In fact the majority of commentators have highlighted the dire social and economic elements of this treaty.” The Sinn Féin leader criticised Fine Gael, Labour and Fianna Fáil efforts to frighten citizens into a Yes vote. Deputy Adams said: “Fine Gael and Labour have now joined with Fianna Fáil in trying to scare citizens into voting Yes. Once again the claim is being made that this vote is about staying in or leaving the European Union or the Eurozone. This is not true.

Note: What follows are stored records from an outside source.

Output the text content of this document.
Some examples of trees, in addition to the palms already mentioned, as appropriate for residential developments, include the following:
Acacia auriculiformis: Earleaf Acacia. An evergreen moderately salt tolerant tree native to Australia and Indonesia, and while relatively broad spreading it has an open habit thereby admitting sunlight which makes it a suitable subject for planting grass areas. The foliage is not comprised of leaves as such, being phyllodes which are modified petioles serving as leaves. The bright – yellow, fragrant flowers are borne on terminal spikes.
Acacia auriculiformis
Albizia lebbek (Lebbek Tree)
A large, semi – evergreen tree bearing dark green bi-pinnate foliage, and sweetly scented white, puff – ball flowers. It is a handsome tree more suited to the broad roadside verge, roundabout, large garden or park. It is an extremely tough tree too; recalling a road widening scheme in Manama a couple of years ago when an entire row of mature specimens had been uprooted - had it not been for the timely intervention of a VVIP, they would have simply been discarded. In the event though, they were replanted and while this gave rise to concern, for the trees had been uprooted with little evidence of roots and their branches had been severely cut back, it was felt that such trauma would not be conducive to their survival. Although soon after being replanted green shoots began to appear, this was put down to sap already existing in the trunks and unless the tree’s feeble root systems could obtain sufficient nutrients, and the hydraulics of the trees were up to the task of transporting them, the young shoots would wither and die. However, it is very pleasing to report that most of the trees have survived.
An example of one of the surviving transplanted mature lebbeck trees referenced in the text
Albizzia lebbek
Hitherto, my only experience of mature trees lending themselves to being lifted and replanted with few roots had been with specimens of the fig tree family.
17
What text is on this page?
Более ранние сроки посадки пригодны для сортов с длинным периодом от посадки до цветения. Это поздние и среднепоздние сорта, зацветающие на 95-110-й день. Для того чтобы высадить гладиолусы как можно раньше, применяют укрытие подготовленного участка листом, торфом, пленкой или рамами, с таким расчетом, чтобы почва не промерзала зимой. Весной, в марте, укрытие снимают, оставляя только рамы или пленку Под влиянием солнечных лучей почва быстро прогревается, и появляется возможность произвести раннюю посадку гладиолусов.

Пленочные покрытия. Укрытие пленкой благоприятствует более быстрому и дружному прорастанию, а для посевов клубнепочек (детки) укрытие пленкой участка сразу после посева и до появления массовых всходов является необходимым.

“Ireland’s position as a member of the Eurozone is secure no matter what position we take on the Austerity Treaty. The government parties and Fianna Fáil are trying to suggest that if we don’t sign up to the Austerity Treaty we will not get access to emergency funding. This is utter nonsense. The simple fact is that this is not a done deal. For the European Stability Mechanism to come into law it has to go into the EU Treaties (Article 136) and all 27 member states including Ireland have to agree to this.
“This decision is in the hands of Fine Gael and Labour. Are Enda Kenny and Éamon Gilmore seriously suggesting that they intend to sign up to something that would jeopardise access to emergency funding, if the state needs it?
“So, the Yes side’s claims on this issue are as bogus as were the claims during the Lisbon Treaty campaign that passing that Treaty would create jobs.Since Lisbon 170,000 jobs have been lost......”
The Louth TD also spoke about funding for the state. Teachta Adams said: “Fine Gael, Labour and Fianna Fáil ask Sinn Féin how would we pay for running the state in the event that their bailout scheme fails? The real question is how are the government going to pay for anything.This Treaty would mean an additional €6 billion in cuts and taxes.
“This is on top of the €8 billion in cuts over the next three years for the troika deal and the billions that they want to pay to Anglo and unsecured bondholders. Sinn Fein has argued consistently that there are alternatives to the “Government’s austerity policies and bank bailouts. The Sinn Féin approach is based on fair taxes, investing in jobs, debt restructuring and growing the all-Ireland economy.
Sinn Féin would :
• not pay the promissary note.
• support those on low and middle income
• introduce a third tax rate and a wealth tax,
• bring in savings by for example, capping public sector salaries at €100,000.
• And critically we would invest in jobs and growth.
• And Sinn Féin would not sign up to a Treaty that would drive the country deeper into recession.

Sinn Féin has also called for: •
• Increasing the lending capacity of the European Investment Bank to stimulate activity in the real economy.
• Cleansing the European Banking system of toxic debts.
• Debt-restructuring agreements involving debt-write-downs for heavily indebted states.
• Ending the obligation on the state to pay the Anglo Irish Promissory Note and un-guaranteed senior bondholders in Anglo and other banks.

“Sinn Féin has also set out in budget submission after budget submission exactly how we would close the deficit and fund the state and put public finances back on a sustainable footing. This includes paying the wages of nurses, teachers and Gardaí and providing decent frontline services.
“For all of these reasons and because there is an alternative this Austerity Treaty must be opposed. Vote No on May 31st.